Après s’être installés et pendant qu’Oliandil part au domaine pour préparer le terrain, les autres personnages se dirigent également vers la cité et vont faire les touristes. Il y a de quoi: Huir est une ville magnifique, avec des merveilles architecturales, des cascades et des bassins innombrables, des jardins en terrasse et des escaliers. Beaucoup d’escaliers… Horácio s’éclate comme un petit fou; les autres sont moins enthousiastes.

Et aussi une atmosphère très particulière, qui tend à faire perdre la tête à certains: outre les touristes, la ville compte un nombre remarquable de pèlerins et de mystiques, qui ne savent pas très bien pourquoi ils sont là, mais qu’Etty tente de convertir à sa foi: c’est une idée qui fonctionne un peu trop bien et la sœur se rend rapidement compte qu’elle frôle l’hérésie.

Urion: “Hello Kitty a sauvé Fiametta, c’est un miracle!”

Retour à l’hôtel; pendant qu’Etty tente de draguer un (ancien?) mercenaire qui picole au bar de l’hôtel – et se prend un râteau – Urion repère sur le parking un gros minibus truffé de matériel militaire, entouré par une dizaine de gros bras. Spiral, lui, pris par l’atmosphère de la ville, troque sa guitare contre une lyre eyldarin, vire baba-cool et s’installe dans une maison de voyageurs, après une énième engueulade avec Veyrin.

Le lendemain, Oliandil revient et invite les personnages dans une maison de voyageurs non loin de leur hôtel, où ils pourront discuter plus tranquillement; elle a visiblement passé une excellente nuit (le sommeil était sans doute optionnel) et explique qu’elle peut faire entrer une personne avec elle au domaine Telansenil en la faisant passer pour son apprenti. Horácio, qui est déjà un peu dans ce cas, accepte.

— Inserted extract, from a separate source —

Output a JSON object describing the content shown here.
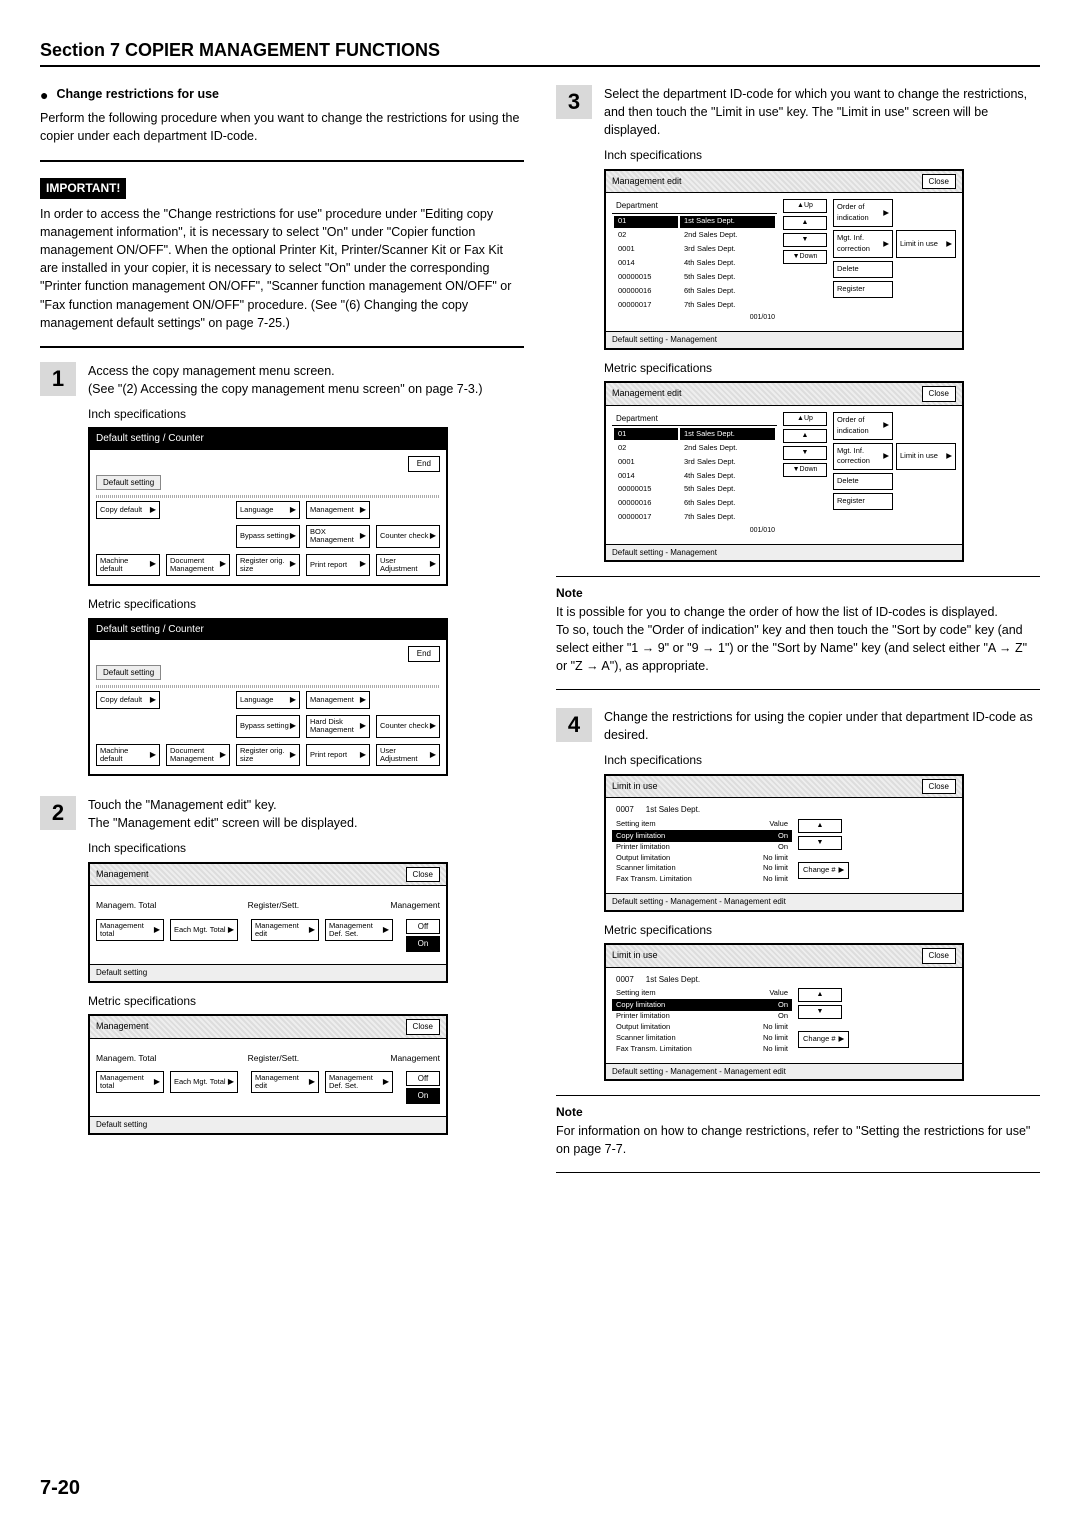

Veynir et Urion forment l’équipe de soutien et partent pour aller explorer le piton rocheux; au passage, Urion note que le minibus militarisé a quitté le parking de l’hôtel. Dans le même temps, Spiral, qui chante les louanges du prophète John sur les places de Huir, voit passer un couple inattendu: Tarek Wenchan, l’avocat marron, attifé d’une chemise hawaïenne aux motifs fluos et animés, faisant le touriste au bras d’une Karlan hjandri qui, elle, a l’air extrêmement agacée.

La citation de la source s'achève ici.